In April 1945 Hitler's bunker in Berlin was the last place Edith Mecklenburg wanted to be. But Edith had no choice: as secretary to Eva Braun, Hitler's mistress and -- for a few final, desperate hours -- his wife, Edith had to see it through to the bitter end.
Edith was one of the lucky few. She not only got out alive but made a new life for herself in England. Sixty years on, now a widow and grandmother, the Bunker is almost forgotten. But the past has not forgotten her. Hans, a soldier she knew from those dark days, has written asking if he may visit. Obsessed with the war, he has spent the intervening decades tracking down all who were there, and who survived. In her reluctant raking-over of old coals, Edith finds embers that still burn, and in the act of remembrance a very current threat . . .
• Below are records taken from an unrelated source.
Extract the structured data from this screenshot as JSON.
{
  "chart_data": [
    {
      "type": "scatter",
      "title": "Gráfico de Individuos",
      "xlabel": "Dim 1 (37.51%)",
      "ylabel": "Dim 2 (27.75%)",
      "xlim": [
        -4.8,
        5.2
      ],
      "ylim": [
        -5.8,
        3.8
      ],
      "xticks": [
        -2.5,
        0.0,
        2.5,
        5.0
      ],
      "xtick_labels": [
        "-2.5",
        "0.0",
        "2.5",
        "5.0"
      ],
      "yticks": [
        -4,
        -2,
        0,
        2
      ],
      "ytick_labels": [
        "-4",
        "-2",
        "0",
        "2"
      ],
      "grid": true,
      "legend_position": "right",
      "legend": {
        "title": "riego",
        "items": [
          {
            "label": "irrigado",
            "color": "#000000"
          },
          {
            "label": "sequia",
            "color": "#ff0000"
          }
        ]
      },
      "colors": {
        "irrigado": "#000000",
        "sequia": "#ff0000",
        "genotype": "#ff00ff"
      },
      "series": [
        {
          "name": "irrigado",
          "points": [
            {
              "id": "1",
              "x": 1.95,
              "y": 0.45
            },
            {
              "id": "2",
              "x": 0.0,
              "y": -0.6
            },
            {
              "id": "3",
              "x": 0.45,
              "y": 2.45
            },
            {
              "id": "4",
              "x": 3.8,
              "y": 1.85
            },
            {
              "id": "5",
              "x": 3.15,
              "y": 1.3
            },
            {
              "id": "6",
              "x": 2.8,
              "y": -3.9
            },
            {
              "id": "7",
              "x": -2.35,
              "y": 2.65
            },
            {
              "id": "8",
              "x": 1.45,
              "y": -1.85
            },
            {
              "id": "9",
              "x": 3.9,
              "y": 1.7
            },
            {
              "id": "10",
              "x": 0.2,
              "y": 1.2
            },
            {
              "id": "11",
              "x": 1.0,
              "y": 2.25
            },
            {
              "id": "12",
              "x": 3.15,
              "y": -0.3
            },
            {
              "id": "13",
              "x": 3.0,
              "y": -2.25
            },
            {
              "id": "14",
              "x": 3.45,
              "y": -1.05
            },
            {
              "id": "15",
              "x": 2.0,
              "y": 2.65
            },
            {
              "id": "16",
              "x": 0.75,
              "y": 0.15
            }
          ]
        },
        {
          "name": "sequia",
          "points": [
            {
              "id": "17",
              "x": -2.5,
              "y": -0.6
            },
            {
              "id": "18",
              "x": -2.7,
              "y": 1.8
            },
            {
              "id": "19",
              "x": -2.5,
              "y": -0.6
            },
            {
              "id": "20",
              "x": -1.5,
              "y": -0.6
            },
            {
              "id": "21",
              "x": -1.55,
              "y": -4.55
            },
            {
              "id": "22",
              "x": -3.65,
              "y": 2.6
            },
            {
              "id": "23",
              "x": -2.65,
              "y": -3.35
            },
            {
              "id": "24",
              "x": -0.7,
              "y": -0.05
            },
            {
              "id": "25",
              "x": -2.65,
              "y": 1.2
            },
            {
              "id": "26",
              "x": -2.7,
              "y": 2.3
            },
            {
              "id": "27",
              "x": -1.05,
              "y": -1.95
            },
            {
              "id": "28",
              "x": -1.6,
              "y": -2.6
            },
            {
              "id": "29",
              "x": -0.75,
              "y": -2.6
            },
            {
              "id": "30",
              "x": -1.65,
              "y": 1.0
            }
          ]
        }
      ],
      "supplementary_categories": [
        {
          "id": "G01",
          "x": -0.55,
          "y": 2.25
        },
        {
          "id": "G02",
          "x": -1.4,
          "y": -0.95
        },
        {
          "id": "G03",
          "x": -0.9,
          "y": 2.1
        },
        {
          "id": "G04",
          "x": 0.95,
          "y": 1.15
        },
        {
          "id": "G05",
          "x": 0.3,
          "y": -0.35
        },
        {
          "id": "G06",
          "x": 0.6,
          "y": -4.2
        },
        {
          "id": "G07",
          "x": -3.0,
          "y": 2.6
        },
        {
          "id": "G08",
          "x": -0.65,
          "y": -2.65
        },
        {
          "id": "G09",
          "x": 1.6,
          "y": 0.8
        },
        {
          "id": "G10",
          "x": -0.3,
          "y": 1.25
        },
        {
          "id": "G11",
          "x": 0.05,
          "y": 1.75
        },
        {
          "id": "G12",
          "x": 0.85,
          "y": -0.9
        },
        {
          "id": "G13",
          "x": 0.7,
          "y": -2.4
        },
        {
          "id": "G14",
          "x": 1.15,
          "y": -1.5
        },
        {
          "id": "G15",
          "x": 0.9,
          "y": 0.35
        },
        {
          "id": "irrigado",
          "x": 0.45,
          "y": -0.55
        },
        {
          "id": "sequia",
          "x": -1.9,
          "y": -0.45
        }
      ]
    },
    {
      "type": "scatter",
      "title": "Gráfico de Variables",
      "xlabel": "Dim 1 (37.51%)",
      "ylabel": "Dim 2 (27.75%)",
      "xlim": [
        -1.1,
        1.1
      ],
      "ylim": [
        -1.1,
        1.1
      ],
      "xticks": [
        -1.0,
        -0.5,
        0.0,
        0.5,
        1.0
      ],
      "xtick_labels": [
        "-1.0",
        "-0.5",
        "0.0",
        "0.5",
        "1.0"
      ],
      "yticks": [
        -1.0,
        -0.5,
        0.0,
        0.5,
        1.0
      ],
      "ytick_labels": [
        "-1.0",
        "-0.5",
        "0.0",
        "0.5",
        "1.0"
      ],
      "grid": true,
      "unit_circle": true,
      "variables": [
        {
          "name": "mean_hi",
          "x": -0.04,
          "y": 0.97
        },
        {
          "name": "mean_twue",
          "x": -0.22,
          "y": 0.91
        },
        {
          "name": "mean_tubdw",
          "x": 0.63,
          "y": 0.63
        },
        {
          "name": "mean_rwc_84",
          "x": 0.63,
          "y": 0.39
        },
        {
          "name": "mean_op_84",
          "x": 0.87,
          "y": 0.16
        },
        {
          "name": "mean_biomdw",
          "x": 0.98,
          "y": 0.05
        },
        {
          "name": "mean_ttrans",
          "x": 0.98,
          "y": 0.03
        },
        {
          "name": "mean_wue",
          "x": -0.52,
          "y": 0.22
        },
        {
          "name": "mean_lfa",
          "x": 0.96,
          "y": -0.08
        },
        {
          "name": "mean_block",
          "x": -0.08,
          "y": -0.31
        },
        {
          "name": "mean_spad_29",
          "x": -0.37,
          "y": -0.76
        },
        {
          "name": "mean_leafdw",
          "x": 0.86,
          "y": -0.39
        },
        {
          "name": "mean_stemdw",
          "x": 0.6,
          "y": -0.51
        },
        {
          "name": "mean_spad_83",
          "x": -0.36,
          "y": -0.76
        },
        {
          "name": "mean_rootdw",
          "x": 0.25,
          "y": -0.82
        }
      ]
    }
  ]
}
Alan Judd is a novelist and biographer who has previously served in the army and the Foreign Office. Chosen as one of the original twenty Best Young British Novelists, he subsequently won the Royal Society of Literature's Winifred Holtby Award, the Heinemann Award and the Guardian Fiction Award; he was also shortlisted for the Westminster Prize. He is currently the Spectator's motoring correspondent and a comment writer for the Daily Telegraph. He lives in Sussex with his wife and daughter.